Sebagai layanan yang mengandalkan kecepatan durasi pengantaran, mayoritas responden menilai bahwa durasi pengantaran ideal adalah 30 menit hingga satu jam.

Secara rata-rata, 80 persen responden menggunakan layanan quick commerce beberapa kali setiap bulannya untuk berbelanja kebutuhan pokok, makanan ringan (snack), serta bahan memasak dan bumbu dapur.

Adapun layanan pengiriman yang paling banyak dipilih konsumen Indonesia saat belanja di quick commerce yakni GoSend (73 persen), Grab Express (58 persen), dan kurir yang disediakan oleh aplikasi (35 persen).

Sementara itu, mayoritas responden mengandalkan e-wallet (79 persen) dan cash-on-delivery atau COD (56 persen) sebagai metode pembayaran yang digunakan dalam berbelanja.

Hasil riset Populix lainnya mengungkap sebanyak 86 persen responden mengatakan telah berbelanja di aplikasi quick commerce dalam sebulan terakhir. Bahkan 54 persen di antaranya berbelanja dalam beberapa hari terakhir.

Hampir seluruh responden (97 persen) mengatakan akan terus berbelanja di aplikasi quick commerce karena kemudahan pemesanan barang yang dapat dilakukan dari mana saja dan kapan saja (71 persen), waktu pengiriman yang singkat (62 persen), kualitas produk yang baik (48 persen), kemampuan untuk melacak progres pengiriman (46 persen), ketersediaan berbagai variasi produk (45 persen), hingga harga yang lebih murah (45 persen).

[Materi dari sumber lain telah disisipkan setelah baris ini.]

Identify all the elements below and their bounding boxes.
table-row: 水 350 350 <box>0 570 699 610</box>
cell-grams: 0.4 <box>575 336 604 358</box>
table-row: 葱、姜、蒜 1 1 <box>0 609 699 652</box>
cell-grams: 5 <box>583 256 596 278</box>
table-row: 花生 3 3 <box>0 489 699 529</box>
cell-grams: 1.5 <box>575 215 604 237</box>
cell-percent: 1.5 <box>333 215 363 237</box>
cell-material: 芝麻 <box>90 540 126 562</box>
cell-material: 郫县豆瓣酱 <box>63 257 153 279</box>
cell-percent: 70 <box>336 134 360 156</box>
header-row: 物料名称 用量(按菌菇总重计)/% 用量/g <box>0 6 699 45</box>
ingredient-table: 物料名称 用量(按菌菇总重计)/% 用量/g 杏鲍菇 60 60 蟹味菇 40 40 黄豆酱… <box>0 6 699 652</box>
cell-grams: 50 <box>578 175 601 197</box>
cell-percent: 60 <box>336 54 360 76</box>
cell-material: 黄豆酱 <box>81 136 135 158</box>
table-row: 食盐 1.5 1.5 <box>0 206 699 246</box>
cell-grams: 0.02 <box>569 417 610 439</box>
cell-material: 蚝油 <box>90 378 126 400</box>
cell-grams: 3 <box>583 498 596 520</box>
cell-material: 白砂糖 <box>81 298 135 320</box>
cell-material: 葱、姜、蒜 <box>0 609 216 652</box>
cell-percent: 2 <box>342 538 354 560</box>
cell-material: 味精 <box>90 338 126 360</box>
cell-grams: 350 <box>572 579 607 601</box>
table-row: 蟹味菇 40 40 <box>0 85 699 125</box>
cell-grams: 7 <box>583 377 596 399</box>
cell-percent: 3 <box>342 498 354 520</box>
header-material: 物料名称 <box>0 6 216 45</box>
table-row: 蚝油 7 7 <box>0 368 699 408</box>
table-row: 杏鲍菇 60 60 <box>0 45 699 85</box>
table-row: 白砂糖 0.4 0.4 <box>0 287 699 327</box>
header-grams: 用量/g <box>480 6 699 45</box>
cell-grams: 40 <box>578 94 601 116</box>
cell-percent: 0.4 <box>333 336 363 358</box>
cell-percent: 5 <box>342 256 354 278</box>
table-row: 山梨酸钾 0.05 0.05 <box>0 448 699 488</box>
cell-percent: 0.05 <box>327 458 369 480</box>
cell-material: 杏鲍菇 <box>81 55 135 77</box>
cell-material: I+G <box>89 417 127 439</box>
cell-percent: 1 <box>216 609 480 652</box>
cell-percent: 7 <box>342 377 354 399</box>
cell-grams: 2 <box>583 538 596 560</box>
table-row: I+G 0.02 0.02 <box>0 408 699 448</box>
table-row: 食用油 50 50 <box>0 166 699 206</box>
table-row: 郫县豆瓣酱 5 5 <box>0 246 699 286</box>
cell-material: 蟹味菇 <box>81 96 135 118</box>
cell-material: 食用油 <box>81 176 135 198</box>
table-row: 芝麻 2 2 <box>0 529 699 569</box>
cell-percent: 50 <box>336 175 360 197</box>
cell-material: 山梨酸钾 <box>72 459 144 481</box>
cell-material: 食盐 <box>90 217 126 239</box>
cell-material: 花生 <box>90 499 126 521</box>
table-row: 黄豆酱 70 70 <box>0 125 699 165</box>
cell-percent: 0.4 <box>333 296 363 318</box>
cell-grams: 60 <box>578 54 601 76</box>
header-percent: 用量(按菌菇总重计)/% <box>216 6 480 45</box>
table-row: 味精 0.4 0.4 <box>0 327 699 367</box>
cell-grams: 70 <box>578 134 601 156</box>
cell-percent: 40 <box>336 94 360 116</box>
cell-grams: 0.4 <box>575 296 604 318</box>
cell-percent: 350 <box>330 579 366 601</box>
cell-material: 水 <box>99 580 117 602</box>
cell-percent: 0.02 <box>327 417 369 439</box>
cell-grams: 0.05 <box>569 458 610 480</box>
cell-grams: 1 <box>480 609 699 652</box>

Sebaliknya, di antara 3 persen responden yang enggan berbelanja di aplikasi quick commerce mengatakan biaya pengiriman yang mahal (40 persen), tidak bisa mencoba atau melihat produk secara langsung sebelum membeli (39 persen), dan durasi pengiriman yang lama (29 persen), dan ketidaksesuaian produk dengan spesifikasi yang dicantumkan dalam aplikasi (27 persen).